Newly introduced legislation wants internet giants such as Google, Facebook and more to reveal their algorithms that they use to monitor search results. The bipartisan Filter Bubble Transparency Act also demands that the online companies to offer consumers an unfiltered search option, which is ideally without any algorithmic tinkering.
The bill was filed by Senator John Thune, a Republican from North Dakota, and the legislation was co-sponsored by Republican Senators Jerry Moran of Kansas and Marsha Blackburn from Tennessee, also Democrats Richard Blumenthal of Connecticut and Mark Warner of Virginia.
Senator Thune in a recent interview spoke about how this legislation was needed as people are becoming increasingly impatient due to the lack of transparency by these giant internet houses. If the bill is passed people will be offered more choices on how their search results are received, with no other regulations that can be legally challenged by the companies. Senator Thune in his interview also said, “It’s a way of giving consumers more control, consistent with the light touch approach I believe in.”

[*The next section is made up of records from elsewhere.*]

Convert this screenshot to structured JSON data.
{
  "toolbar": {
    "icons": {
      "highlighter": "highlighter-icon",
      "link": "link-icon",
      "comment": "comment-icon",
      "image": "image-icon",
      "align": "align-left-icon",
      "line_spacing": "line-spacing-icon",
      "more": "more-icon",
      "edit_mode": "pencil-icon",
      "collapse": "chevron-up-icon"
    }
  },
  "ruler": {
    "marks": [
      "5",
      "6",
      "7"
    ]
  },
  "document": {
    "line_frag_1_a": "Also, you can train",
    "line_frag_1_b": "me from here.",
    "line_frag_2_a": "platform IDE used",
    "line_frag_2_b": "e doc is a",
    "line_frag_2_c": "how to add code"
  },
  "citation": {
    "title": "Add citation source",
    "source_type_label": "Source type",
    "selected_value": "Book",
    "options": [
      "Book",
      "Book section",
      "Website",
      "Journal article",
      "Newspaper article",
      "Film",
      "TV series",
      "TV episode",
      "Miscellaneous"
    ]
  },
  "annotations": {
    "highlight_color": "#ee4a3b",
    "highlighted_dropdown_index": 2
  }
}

Alphabet, which owns Google, Facebook and many other internet companies rely on algorithms that track consumers behaviour and location and then share content based on the users’ searches. Many conservative critics have also claimed that these tech companies use algorithms to leave out certain point of view and are usually engaged in online political censorship.
Senator Thune also claimed that he opted for this legislation as he feared that these algorithms could emotionally exploit users by increasing their anger and making them use a particular online service longer than they would ideally use. If approved even The US Federal Trade Commission in charge of enforcement would be charged with enforcement of the transparency act.